Eliminate Background Noise In Your Audio
We have all heard how conversations from noise canceling microphones and headsets sound. While they do help the caller’s voice rise above the clatter, they tend to make voices sound robotic or muffled. Those technologies mainly assume that the loudest sound coming through the microphone is the caller’s voice and that the quieter ones are background noise. To compensate, they simply apply an equalization effect to reduce the volume of the quieter frequencies. Krisp developed a smarter way.
Krisp is using Artificial Intelligence (AI) to recognize the wav form of the caller’s voice and has wav forms of thousands of the more common background noises heard on thousands of hours worth of phone calls. The software matches the sounds to isolate the sound of your voice from the other noises on the call. It really works!
As of the writing of this post (Jan. 18, 2020) this software is only available for computers (Mac & Windows) but not mobile phones. My guess is that the intense processing involved in matching a cacophony of noises to a library of sounds to intelligently isolate your voice in real time is a battery draining process that’s going to require serious optimization. Plus, it would require a lot of storage since all of those sound patterns are stored locally on the device. And, my guess is that developing such an app for phones could be more difficult as a result of different phone manufacturers having their own proprietary onboard audio processing. I hope they have an Android version released soon, I’m sure they do, too, since computer audio is just the tip of the market iceberg.

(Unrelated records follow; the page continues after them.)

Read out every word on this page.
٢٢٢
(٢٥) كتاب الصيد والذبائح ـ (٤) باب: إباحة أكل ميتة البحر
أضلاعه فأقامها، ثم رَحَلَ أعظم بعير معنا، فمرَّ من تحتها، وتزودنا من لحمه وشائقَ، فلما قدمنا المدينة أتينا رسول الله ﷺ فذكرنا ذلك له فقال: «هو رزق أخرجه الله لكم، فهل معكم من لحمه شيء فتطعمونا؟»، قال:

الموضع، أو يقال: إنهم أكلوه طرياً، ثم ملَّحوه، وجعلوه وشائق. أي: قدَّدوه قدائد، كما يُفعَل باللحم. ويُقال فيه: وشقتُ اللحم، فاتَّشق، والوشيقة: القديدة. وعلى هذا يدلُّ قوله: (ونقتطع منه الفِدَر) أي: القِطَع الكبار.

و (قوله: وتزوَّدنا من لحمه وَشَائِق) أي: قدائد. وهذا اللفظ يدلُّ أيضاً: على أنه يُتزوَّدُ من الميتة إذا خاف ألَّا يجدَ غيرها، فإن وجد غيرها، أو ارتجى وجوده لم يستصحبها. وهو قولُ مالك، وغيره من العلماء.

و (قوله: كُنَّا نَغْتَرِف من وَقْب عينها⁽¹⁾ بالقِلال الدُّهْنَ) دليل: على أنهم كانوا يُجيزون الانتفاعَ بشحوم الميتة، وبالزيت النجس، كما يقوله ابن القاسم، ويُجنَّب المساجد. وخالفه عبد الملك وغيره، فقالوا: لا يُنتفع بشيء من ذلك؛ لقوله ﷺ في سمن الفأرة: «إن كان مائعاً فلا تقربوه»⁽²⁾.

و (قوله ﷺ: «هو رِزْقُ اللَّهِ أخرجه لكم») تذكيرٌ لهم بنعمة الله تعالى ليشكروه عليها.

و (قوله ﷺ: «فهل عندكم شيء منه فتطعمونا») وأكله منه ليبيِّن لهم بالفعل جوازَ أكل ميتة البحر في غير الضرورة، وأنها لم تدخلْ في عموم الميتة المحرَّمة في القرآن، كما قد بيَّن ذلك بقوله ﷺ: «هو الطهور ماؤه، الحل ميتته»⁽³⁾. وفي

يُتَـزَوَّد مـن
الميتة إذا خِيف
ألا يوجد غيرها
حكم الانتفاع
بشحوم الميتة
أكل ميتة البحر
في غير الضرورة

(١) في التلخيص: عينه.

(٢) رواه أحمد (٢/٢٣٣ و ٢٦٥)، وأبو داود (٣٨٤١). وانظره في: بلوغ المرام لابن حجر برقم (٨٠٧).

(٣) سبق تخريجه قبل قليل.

For myself, the greatest use for this software is for making recordings for podcasts and commercials in my office. My home office is fairly quiet, but my big fat liquid cooled desktop PC still emits a low hum from its cooling fans and spinning hard drive. I’m hoping Krisp can eliminate that hum to save one step in post production. Also, longer recording sessions run greater risk of being interrupted by the racket of a garbage truck driving past the house, or the sound of my family not expecting me to treat the house like a professional sound studio.
The theoretical possibilities for using AI on audio run deeper than eliminating noise from calls and podcast recordings. Once you can isolate the sound of a person’s voice, a specific person’s voice, it seems reasonable to assume that you could someday apply filters to modify that voice. For one thing, suppose you are talking into a cheap headset, but would like to make your voice sound like you are using a much more expensive studio microphone. Maybe the AI will be able someday to recognize the audio characteristics of whatever headset you use and masterfully remix the audio to mimic the characteristics of any of a collection of microphones in its library of filters.
Something else I would like to hear in AI noise reduction software is to cancel the lip smacking, nasal, and breathing noises that result from having a headset microphone placed so close to the mouth. When we talk to people around us, we rarely notice those juicy or windy noises. They don’t sound natural. If the person’s mouth was an inch away from your ear, aside from the situation being either really intimate or weird, you would notice that they sound different. AI should be capable of recognizing such unnatural audio characteristics to make it sound like you invested a lot more in your sound studio equipment than you actually did.
Here’s a wish list of improvements I hope to see in Krisp:
- Apply it to post-production recordings through Audacity
- Microphone swap filters – make my $30 Plantronics headset sound like a $500 studio mic with a pop filter.